Becoming himself is for Kierkegaard a true Via Crucis: a heartbreaking renunciation of Regine’s love, the object of ridicule by the newspaper Le Corsaire, incomprehension from his peers, and the obvious fragility of his physical and mental health. Much to his chagrin, he accepts the task God gives him: “to draw attention to the price of becoming a Christian, starting with Denmark, where everything (the state Church, official positions, salaries) has collapsed (p. 286).” This mission transforms him into the religious writer who, pen in hand, challenges the values and ideas of the Lutheran religion of his time, which was too complacent in his view.
I think, now, of Saint Teresa of Calcutta, who said that we must love Christ, our helpless neighbor, until it hurts. Kierkegaard understood this radical nature of love. “Christianity,” he says, “is not a doctrine, but a message of existence. (From ignorance of this spring all the troubles of orthodoxy, its disputes, while existence remains exactly as it was.) Christianity is a message of existence and can only manifest itself through it (p. 182).” Life, existence, not just a message. “No philosophical system, no merely intellectual approach, helps a human being to live in the world, to make decisions, to become themselves (p. 189).” Hence, his harsh criticism of the religious establishment of his time. Mynster struck him as a man without character, an orator, a rhetorician. Martensen is no better. “He played at being a Christian the way children play at being soldiers, completely safe from any danger (p. 316).”

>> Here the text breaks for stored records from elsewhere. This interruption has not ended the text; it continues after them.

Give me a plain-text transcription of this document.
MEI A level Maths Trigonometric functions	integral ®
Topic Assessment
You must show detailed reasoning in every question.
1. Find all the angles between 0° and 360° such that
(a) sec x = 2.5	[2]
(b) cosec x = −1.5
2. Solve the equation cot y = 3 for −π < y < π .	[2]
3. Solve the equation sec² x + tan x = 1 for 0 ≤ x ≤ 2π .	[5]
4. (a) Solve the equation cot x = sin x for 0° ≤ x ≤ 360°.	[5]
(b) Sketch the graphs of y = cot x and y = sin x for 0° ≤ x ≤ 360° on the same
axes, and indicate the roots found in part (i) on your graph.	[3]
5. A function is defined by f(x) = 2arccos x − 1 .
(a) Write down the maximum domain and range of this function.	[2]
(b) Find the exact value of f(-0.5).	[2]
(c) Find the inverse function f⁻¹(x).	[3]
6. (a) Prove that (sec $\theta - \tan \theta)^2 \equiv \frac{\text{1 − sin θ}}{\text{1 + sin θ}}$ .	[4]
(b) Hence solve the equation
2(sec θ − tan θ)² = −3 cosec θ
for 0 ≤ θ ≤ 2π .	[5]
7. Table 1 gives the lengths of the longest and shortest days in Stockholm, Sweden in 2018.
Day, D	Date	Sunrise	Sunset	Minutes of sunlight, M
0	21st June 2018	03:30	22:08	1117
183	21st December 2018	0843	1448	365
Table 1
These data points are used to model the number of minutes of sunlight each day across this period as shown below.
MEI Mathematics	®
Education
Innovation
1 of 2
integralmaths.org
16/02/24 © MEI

Kierkegaard, on the other hand, put everything on the line, consuming his life in the battle for authenticity. He dedicated his life to the quixotic enterprise of awakening awareness of what it means to be human and Christian. Toward the end of his life, ill and poor, he left Regine as the beneficiary of his little remaining estate. On the brink of death, he told his friend Emil: “Pray for me so that I may finish soon… The most important thing is to be as close to God as possible (p. 329).” This was the life of Kierkegaard, the philosopher of the heart, knight of faith, Socrates of Christianity, defender of the individual, long-suffering lover, witness to authenticity until it hurts.